Un bon outil de communication interne doit permettre :

  • De faciliter les interactions entre les collaborateurs ;
  • D’automatiser le plan et les process de communication ;
  • De transmettre l’information à l’ensemble des employés ;
  • De renforcer le sentiment d’appartenance à l’entreprise.

Cela vaut pour les outils digitaux (réseau social d’entreprise, intranet, newsletter, etc.) et les outils physiques (journal interne papier, tableau d’affichage, boîte à idées, etc.).

Étape 4 : Commencer petit, mesurer beaucoup

Lancez un projet pilote sur un service ou une direction. Mesurez la valeur créée à l’aide d’indicateurs de communication (taux d’ouverture, clics, vues) et de conformité (incidents évités, traçabilité des informations critiques).

Pour obtenir une preuve de valeur, vous pourrez suivre :

  • Les indicateurs de communication : taux d’ouverture d’une newsletter, taux de clics sur l’intranet, nombre de vues d’une vidéo, etc.
  • Les indicateurs de conformité : incidents évités, traçabilité des informations critiques, absence de fuites de données internes, etc.

Étape 5 : Transformer la culture, pas seulement les outils

La réussite passe par un changement culturel. Formez les équipes à l’utilisation des nouveaux outils et accompagnez les managers pour qu’ils deviennent des relais actifs de communication ascendante et transversale. La communication interne doit devenir un vrai levier de performance dans l’entreprise.

La mise en place d’un nouvel outil ne peut porter ses fruits que si elle s’accompagne d’une évolution de la culture d’entreprise :

  • Les équipes doivent être formées à l’utilisation de nouvel outil.
  • Les managers doivent notamment être accompagnés pour devenir de vrais relais de communication, et des acteurs de la communication ascendante (des collaborateurs vers la direction).
  • Ce type de communication, ainsi que la communication transversale, doit être encouragé.

Dans les secteurs régulés, l’accompagnement est encore plus important : la communication interne doit être perçue comme un vrai levier de performance.

 

Et vous, combien vous coûte actuellement le silence dans votre organisation ?

La communication interne ne se limite pas à une simple diffusion passive d’informations.
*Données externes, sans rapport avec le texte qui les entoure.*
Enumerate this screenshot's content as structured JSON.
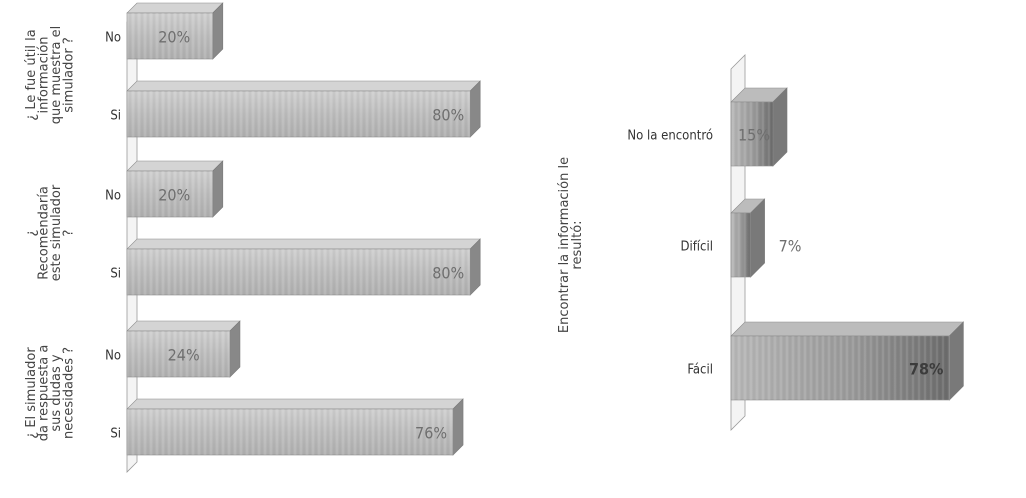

Dans les secteurs critiques, où les erreurs peuvent coûter cher, elle revêt même une importance cruciale. Responsables communication, vous ne diffusez pas, vous pilotez un élément clé de la réussite de votre entreprise ! Dans ces secteurs, la communication interne ne représente pas un coût supplémentaire, mais un investissement dans la réussite de l’entreprise, sa sécurité, et la confiance des salariés.